Son nouveau poste à la fois convoité et redouté au vu de la situation actuelle, Eric Lombard le doit beaucoup à son mandat teinté de succès à la direction générale de l’institution financière bicentenaire. Lorsque Emmanuel Macron le désigne en 2017 pour prendre la suite de Pierre-René Lemas, il a pourtant tout à prouver. Son profil détonne et une tradition se brise : contrairement à ses prédécesseurs, le nouveau patron du bras armé de l’Etat n’est pas passé par l’ENA. Mais Eric Lombard a d’autres arguments à faire valoir. "Il a un parcours équilibré, entre une carrière professionnelle brillante dans l’entreprise centrée sur la finance et un intérêt constant porté à la chose publique, notamment sur le plan social et environnemental", brosse Bernard Spitz, son ami de lycée et ancien président de la Fédération française des sociétés d’assurance.

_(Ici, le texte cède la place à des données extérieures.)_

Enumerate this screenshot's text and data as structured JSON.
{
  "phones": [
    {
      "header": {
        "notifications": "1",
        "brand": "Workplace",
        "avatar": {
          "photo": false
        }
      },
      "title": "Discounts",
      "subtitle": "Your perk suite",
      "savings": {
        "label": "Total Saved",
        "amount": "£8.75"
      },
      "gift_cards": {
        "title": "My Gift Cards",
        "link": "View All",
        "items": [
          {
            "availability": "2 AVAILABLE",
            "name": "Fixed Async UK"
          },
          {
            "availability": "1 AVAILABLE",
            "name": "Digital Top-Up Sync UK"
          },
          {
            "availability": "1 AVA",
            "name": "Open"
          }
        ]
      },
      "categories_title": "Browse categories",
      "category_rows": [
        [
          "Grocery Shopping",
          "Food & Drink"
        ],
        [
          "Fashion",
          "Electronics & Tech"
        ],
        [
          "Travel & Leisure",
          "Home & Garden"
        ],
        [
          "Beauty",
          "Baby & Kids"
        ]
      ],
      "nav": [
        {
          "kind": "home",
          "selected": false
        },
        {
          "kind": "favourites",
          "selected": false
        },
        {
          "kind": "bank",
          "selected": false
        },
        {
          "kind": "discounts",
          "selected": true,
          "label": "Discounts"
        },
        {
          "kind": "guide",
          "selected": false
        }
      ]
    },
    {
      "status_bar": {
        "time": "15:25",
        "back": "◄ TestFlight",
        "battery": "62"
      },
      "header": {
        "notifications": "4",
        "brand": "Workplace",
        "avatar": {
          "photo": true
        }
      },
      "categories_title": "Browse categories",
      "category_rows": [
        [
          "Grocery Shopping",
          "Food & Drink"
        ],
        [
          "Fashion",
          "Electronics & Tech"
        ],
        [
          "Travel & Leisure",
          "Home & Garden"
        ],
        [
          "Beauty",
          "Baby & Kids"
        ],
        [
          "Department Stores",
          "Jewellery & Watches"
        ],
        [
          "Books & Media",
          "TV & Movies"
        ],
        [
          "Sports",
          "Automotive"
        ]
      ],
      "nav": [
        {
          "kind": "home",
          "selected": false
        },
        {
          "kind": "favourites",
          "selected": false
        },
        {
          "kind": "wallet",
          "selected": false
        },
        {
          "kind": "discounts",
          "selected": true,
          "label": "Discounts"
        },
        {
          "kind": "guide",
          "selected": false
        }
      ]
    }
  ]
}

Conseiller ministériel de Michel Sapin entre 1991 et 1993, Eric Lombard n’a jamais perdu de vue l’intérêt général. Pur produit de la banque lors de ses premières années chez BNP Paribas, il met un pied dans le monde de l’assurance chez Cardif avant de partir chez Generali France. "Cette double expérience de la banque et de l’assurance lui permet de comprendre les bilans, les mécanismes financiers et les effets qu’ils peuvent produire", avance Marie-Claire Capobianco, membre de la commission de surveillance de la Caisse des dépôts - composée de parlementaires et de personnalités qualifiées - qui a côtoyé Eric Lombard au comité exécutif de BNP Paribas. Une connaissance fine de l’économie bienvenue à l’heure où le cas français - avec un déficit attendu à plus de 6 % en 2024 et une dette qui n’en finit plus de filer - se retrouve dans le viseur des marchés. "S’il y a une ministre comme Elisabeth Borne capable de dire qu’elle ne connaît rien au sujet de l’éducation, à l’inverse, on peut se féliciter qu’Eric dispose de toutes les compétences pour être ministre des Finances", raille le dirigeant d’une des filiales de la Caisse des dépôts.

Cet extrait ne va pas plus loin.